Pria botak itu tidak menyangka Alex akan menyerang dan menyerangnya terlebih dahulu. Dia tidak melakukan apa-apa


dan tidak punya waktu untuk bereaksi dan langsung tergeletak di lantai, mencabut beberapa gigi Miliknya, dan berdarah, wajahnya meledak, bengkak seperti ikan buntal.


Setelah meletakkan satu, Alex tidak menunggu. Sebaliknya, dia menyerang orang berikutnya.

__ADS_1


“Argh!”


“Ambil senjata kami! Kelilingi dia!”


Beberapa kembali ke mobil mereka dan mengambil tongkat, dan pisau. Setelah mereka kembali,


namun, beberapa rekan mereka terbaring di lantai, meraih kaki mereka dan


mengerang kesakitan.


Kaki mereka telah patah.


“Argh!”


Satu menyerang Alex dan memukul bahunya dengan tongkat besar.


Namun, Alex tidak bergeming. Dia meraih ke tongkatnya dan memukul balik pada pemiliknya,


itu langsung di atas kepalanya.


Dia telah menahan setengah dari kekuatannya, tetapi masih terasa terlalu berat.


Kekuatan


mengubahnya sepenuhnya, dengan kecepatan dan kekuatannya meningkat secara eksponensial.


Sreeeng. Suara mendesing! Sebuah parang mengiris di udara.


Saat itulah Alex menyadari bahwa dia dapat dengan jelas melihat parang bergerak dengan lintasan yang ditempuh sangat cepat.


Dia memukul pedang itu dengan keras dengan tongkat di tangannya.


"Daaar. Mendering!"


Parang itu terbang, menancapkan dirinya jauh ke dalam jendela M8.

__ADS_1


Sementara itu, Alex memegang kepala pria itu dan berlari dengan kecepatan penuh menuju kap mesin mobil lain.


"Booom.

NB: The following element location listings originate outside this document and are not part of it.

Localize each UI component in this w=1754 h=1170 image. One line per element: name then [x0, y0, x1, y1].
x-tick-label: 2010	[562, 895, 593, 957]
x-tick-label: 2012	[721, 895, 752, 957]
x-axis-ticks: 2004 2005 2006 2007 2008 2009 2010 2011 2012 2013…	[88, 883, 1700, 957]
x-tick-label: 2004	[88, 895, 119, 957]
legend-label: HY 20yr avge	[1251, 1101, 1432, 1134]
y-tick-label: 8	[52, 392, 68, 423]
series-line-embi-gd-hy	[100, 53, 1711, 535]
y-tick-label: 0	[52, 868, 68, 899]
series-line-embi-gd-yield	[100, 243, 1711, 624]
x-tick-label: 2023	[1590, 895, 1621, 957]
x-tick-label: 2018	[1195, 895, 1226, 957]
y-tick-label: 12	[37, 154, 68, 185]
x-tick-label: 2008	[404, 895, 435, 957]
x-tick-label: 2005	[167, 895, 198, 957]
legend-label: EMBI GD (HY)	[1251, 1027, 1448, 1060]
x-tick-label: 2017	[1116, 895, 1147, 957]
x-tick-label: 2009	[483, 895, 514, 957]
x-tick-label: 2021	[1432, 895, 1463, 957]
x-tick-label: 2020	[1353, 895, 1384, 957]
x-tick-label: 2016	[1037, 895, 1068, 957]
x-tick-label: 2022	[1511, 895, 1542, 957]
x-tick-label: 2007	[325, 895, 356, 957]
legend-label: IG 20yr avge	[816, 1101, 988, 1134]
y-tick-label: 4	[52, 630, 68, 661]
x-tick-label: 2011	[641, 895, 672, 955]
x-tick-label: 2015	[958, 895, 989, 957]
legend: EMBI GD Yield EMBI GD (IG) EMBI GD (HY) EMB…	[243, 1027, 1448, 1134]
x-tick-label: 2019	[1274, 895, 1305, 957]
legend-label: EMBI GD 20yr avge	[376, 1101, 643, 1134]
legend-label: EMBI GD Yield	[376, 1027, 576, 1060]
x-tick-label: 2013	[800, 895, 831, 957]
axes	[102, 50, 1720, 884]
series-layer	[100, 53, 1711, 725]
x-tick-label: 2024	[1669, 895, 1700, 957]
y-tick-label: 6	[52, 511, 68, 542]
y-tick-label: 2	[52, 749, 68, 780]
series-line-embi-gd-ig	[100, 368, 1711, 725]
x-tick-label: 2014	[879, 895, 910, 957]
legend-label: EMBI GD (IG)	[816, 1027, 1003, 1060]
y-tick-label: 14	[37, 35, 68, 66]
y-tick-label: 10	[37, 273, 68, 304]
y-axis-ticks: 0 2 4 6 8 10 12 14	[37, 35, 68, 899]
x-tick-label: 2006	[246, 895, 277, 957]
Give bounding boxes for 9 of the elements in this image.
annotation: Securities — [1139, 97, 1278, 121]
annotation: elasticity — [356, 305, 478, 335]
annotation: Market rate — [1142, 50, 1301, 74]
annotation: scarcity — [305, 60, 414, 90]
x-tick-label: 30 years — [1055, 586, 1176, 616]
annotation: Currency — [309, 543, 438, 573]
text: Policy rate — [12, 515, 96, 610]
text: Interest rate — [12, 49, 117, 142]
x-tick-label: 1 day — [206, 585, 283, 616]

Bam!"


Pria itu bahkan tidak bisa berteriak kesakitan karena dia dipukul secara brutal oleh Alex,


yang membenturkan kepalanya ke kap mobil.


Semuanya terjadi dalam sekejap mata. Orang-orang ini memancarkan aura pembunuh dan tidak asing dengan perkelahian, pertempuran kecil,


darah, dan darah.


Mereka tidak mengharapkan hal-hal menjadi seperti ini. Menghadapi Alex, mereka hanya jamur kecil, tidak berbahaya dan tidak berdaya.


Mengayunkan tongkat, Alex, sekali lagi, bergegas ke arah penyerangnya.


"Tunggu, mari kita bicara!"


Seseorang mengayunkan parangnya dan berkata.


"Praaak. Mendering!"


Alex menangkis parangnya, menjatuhkan gada ke kakinya, dan mematahkannya.


"Kami akan berbicara setelah kita bertarung.”


Kaki lainnya patah.


“Kalian Menghancurkan mobil baruku. Kamu pikir kamu siapa?!" raung Alex. Dan satu lagi.


"Apakah ini caramu mengirim undangan kematian?"


"Kreeek. Retakan!"


Semua orang juga tidak bisa lepas dari takdir karena kaki mereka juga dihancurkan oleh Alex.

__ADS_1


Akhirnya, dia mendekati pria botak itu, satu-satunya yang kakinya belum terluka. Kelelawar itu agak kokoh dan tetap tidak patah setelah menghancurkan banyak kaki.